このドラマ、鷹野以外にもたくさん“濃い”キャラクターたちが登場します。たとえば、鷹野と同期入社の鶸田は、鷹野とは逆で本当は仕事ができるのに、見るからに無能だからこそ、取引先を説得することができない。ただ、有能に見える女・鷹野と、無能に見える男・鶸田タッグを組むと、とんでもない奇跡が巻き起こったりするんですよね。本当に、人って見た目に左右されるんだなぁとちょっぴり悔しさを感じながらも、それなら鷹野のように“できる女”の振る舞いをしてみたらいいのかもなんて考えさせられました。
 

 


そのほかにも、恐ろしく要領がよく、危機管理能力が高い“根回しの鬼”こと雉谷(工藤阿須加)や、社内のありとあらゆる情報を収集するのが趣味となっている鵜飼(さとうほなみ)、老害に成り果ててしまったのに、自分が老害であることを認めたくない部長・朱雀(高橋克実)などなど。みんな、鳥の名前が入っています。

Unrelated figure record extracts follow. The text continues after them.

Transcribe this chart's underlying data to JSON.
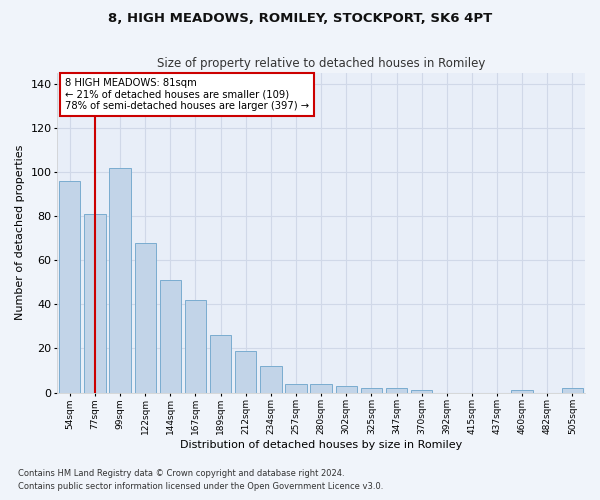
{
  "title1": "8, HIGH MEADOWS, ROMILEY, STOCKPORT, SK6 4PT",
  "title2": "Size of property relative to detached houses in Romiley",
  "xlabel": "Distribution of detached houses by size in Romiley",
  "ylabel": "Number of detached properties",
  "categories": [
    "54sqm",
    "77sqm",
    "99sqm",
    "122sqm",
    "144sqm",
    "167sqm",
    "189sqm",
    "212sqm",
    "234sqm",
    "257sqm",
    "280sqm",
    "302sqm",
    "325sqm",
    "347sqm",
    "370sqm",
    "392sqm",
    "415sqm",
    "437sqm",
    "460sqm",
    "482sqm",
    "505sqm"
  ],
  "values": [
    96,
    81,
    102,
    68,
    51,
    42,
    26,
    19,
    12,
    4,
    4,
    3,
    2,
    2,
    1,
    0,
    0,
    0,
    1,
    0,
    2
  ],
  "bar_color": "#c2d4e8",
  "bar_edge_color": "#7aacd0",
  "highlight_bar_index": 1,
  "highlight_color": "#cc0000",
  "annotation_line1": "8 HIGH MEADOWS: 81sqm",
  "annotation_line2": "← 21% of detached houses are smaller (109)",
  "annotation_line3": "78% of semi-detached houses are larger (397) →",
  "annotation_box_color": "#ffffff",
  "annotation_box_edge": "#cc0000",
  "ylim": [
    0,
    145
  ],
  "yticks": [
    0,
    20,
    40,
    60,
    80,
    100,
    120,
    140
  ],
  "footnote1": "Contains HM Land Registry data © Crown copyright and database right 2024.",
  "footnote2": "Contains public sector information licensed under the Open Government Licence v3.0.",
  "background_color": "#f0f4fa",
  "plot_bg_color": "#e8eef8",
  "grid_color": "#d0d8e8"
}
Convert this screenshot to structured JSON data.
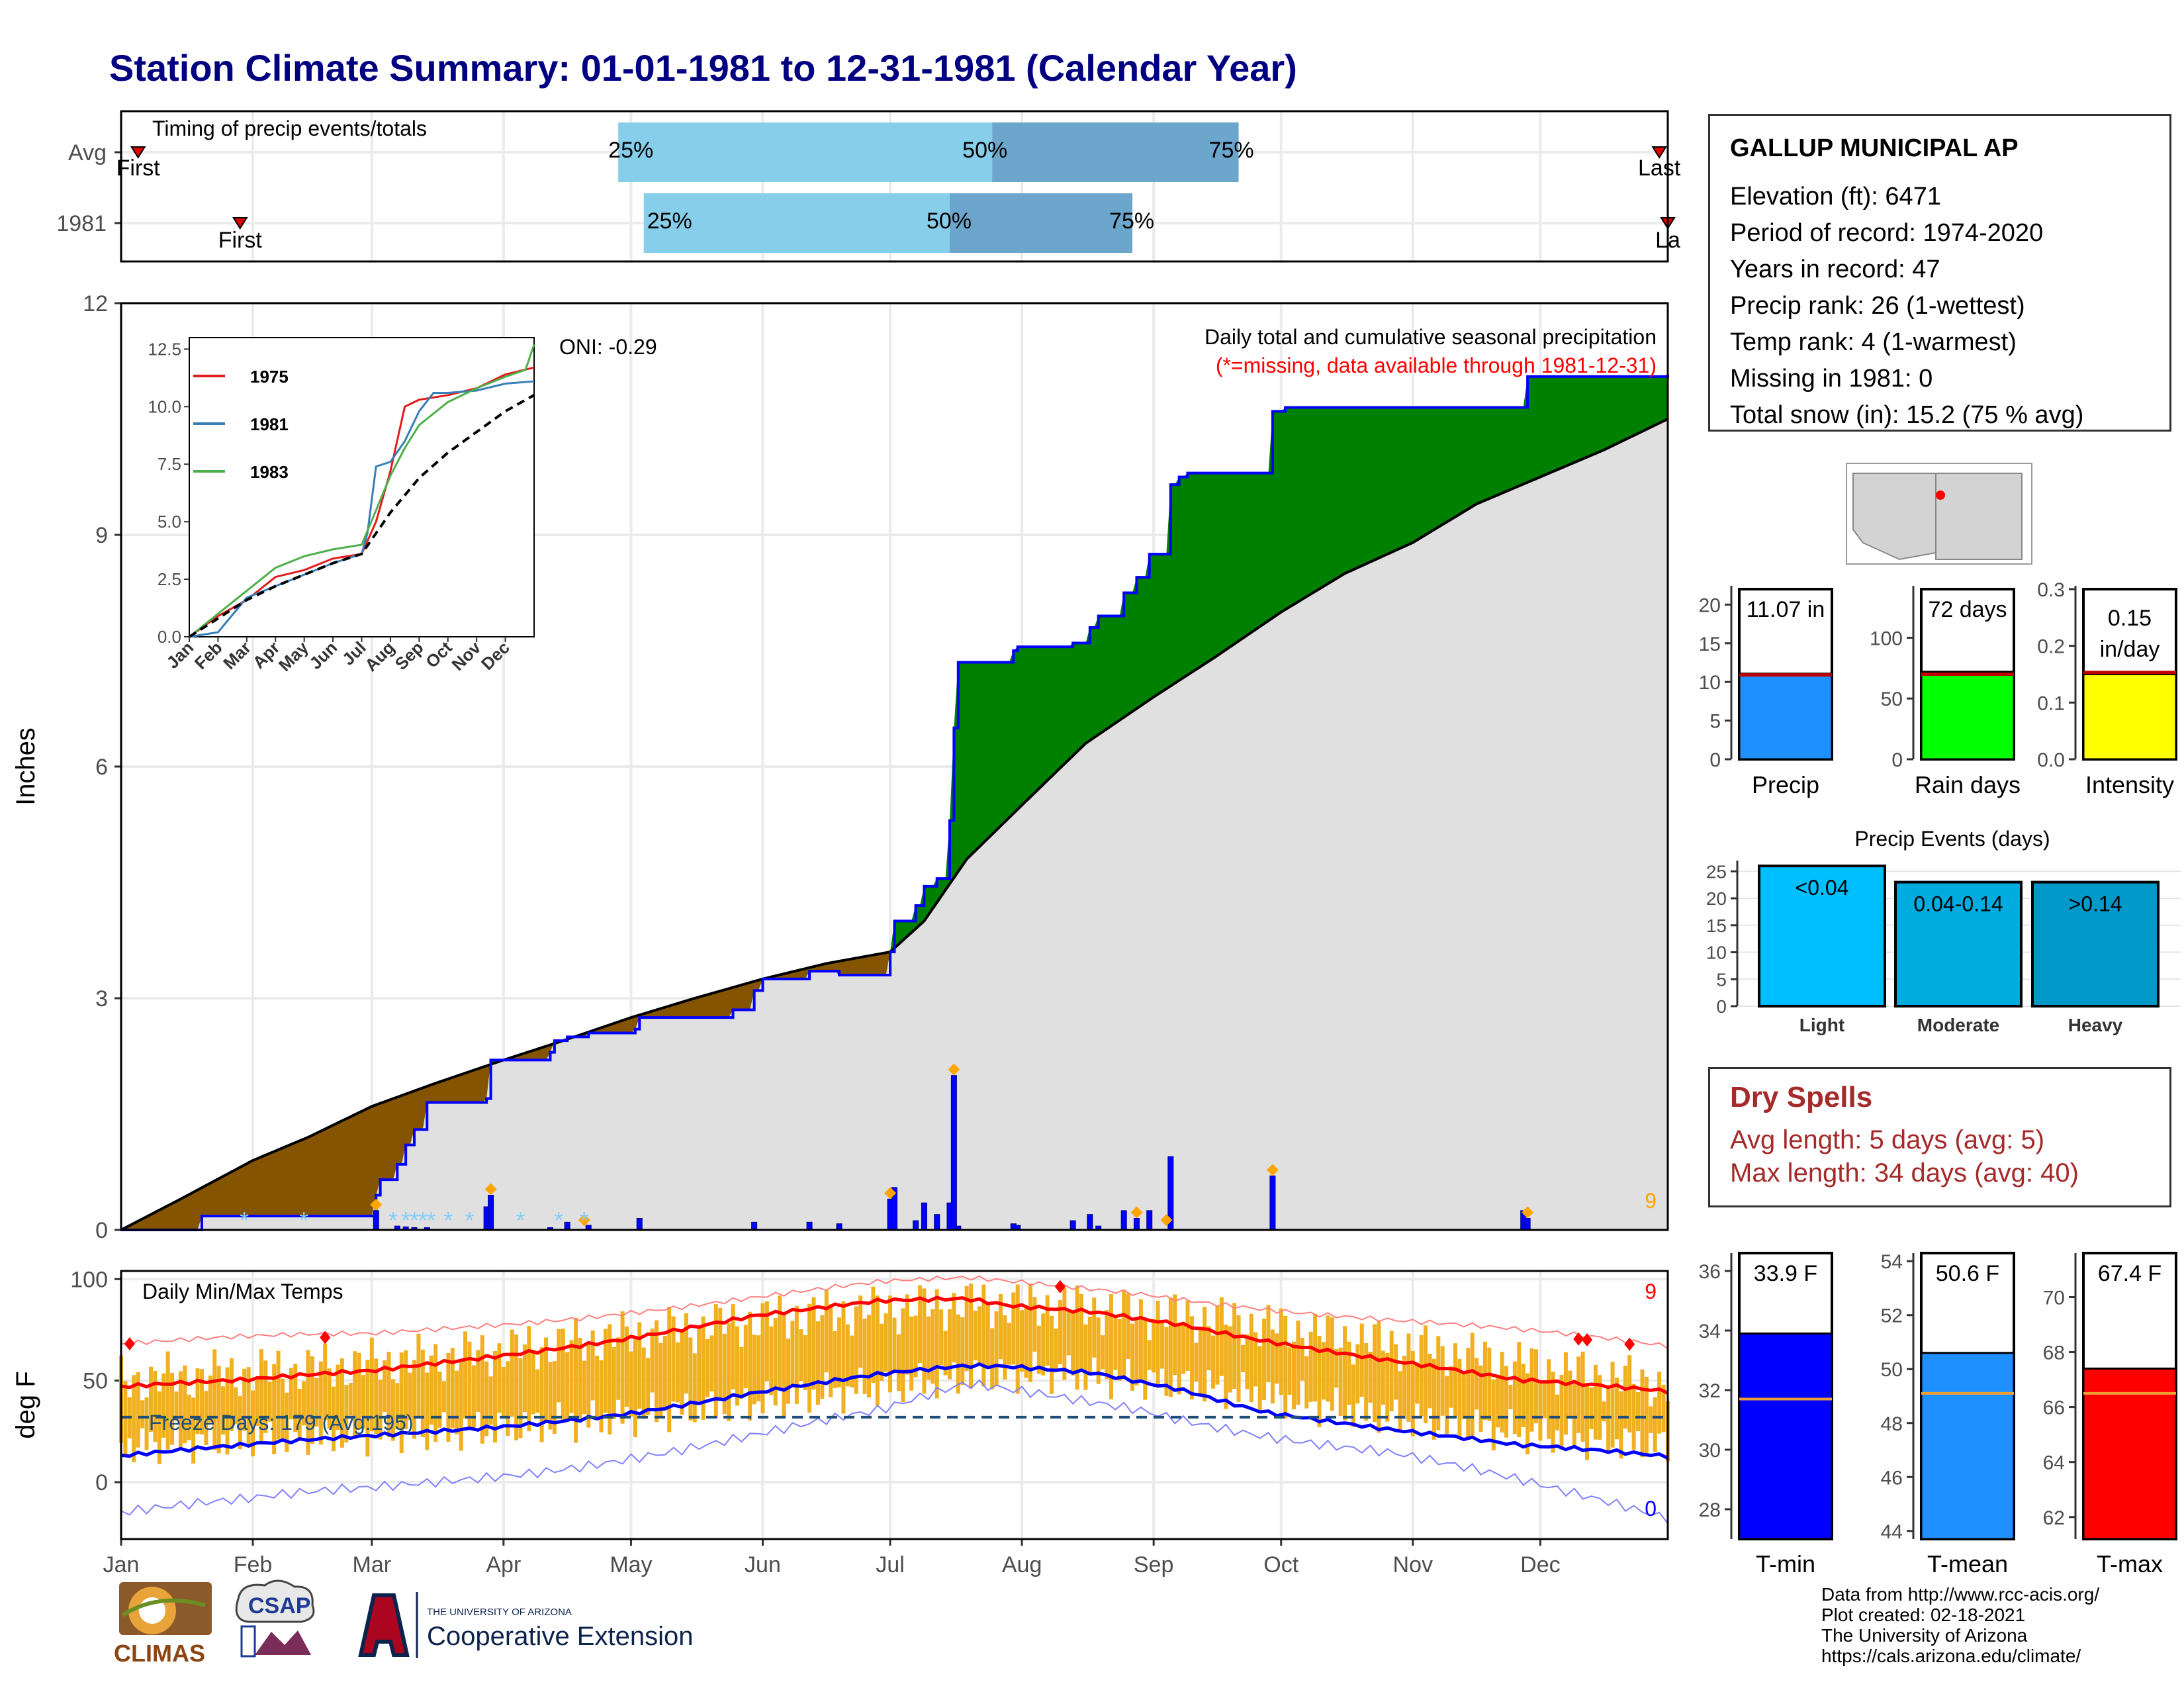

個人的にいちばん好きなキャラは、井浦新さんが演じる鷹野の教育係・鳩山。鳩山って心優しくて真面目で面倒見がいいんですけど、どことなく損しがちなんですよね。社内でも貧乏くじを引きがちというか。鷹野の教育係だって、誰もが拒否したのに、立候補(?)してしまったり。「優しい人が、損をする。それが会社だ」とわかっていながらも、優しく生きている鳩山が好きです。

正直、鷹野の教育係なんてめちゃくちゃストレスが溜まると思うんですよ。だって、パソコンの開き方も分からないんですもん。普通なら、「もう、いい加減にしてよ!」と小言も言いたくなるだろうけど、鳩山は常にテンションが変わらない。何があっても、優しく指導をしてあげるんです。そして、ちょっとでもできることがあったら、めちゃくちゃ褒めてあげる。そのせいで、「優しくするだけじゃ、人は育たない」って言われちゃったりするんですけどね。鳩山みたいに、他人に対して優しさを与えられる人になりたいなと思わされます。

ちなみに、『無能の鷹』が放送されているのは、金曜日の23:15〜。放送時間も、ピッタリなんですよね。“毎日頑張るのが嫌になっちゃったすべての人に贈る 鼻で笑える超・脱力系お仕事コメディ”というだけあって、肩の力を抜く……どころか、カックンとしちゃう。ついつい頑張ってしまいがちな人は、鷹野を見て「ちょっとくらい肩の力を抜いてもいいのかも」と思えるはずです。外車のことを「外出用の車ですよね」と言ったり、「燃費」のことを「もえぴ」と読んだり……意味不明な“鷹野語録”にも、ぜひ注目してもらいたいです!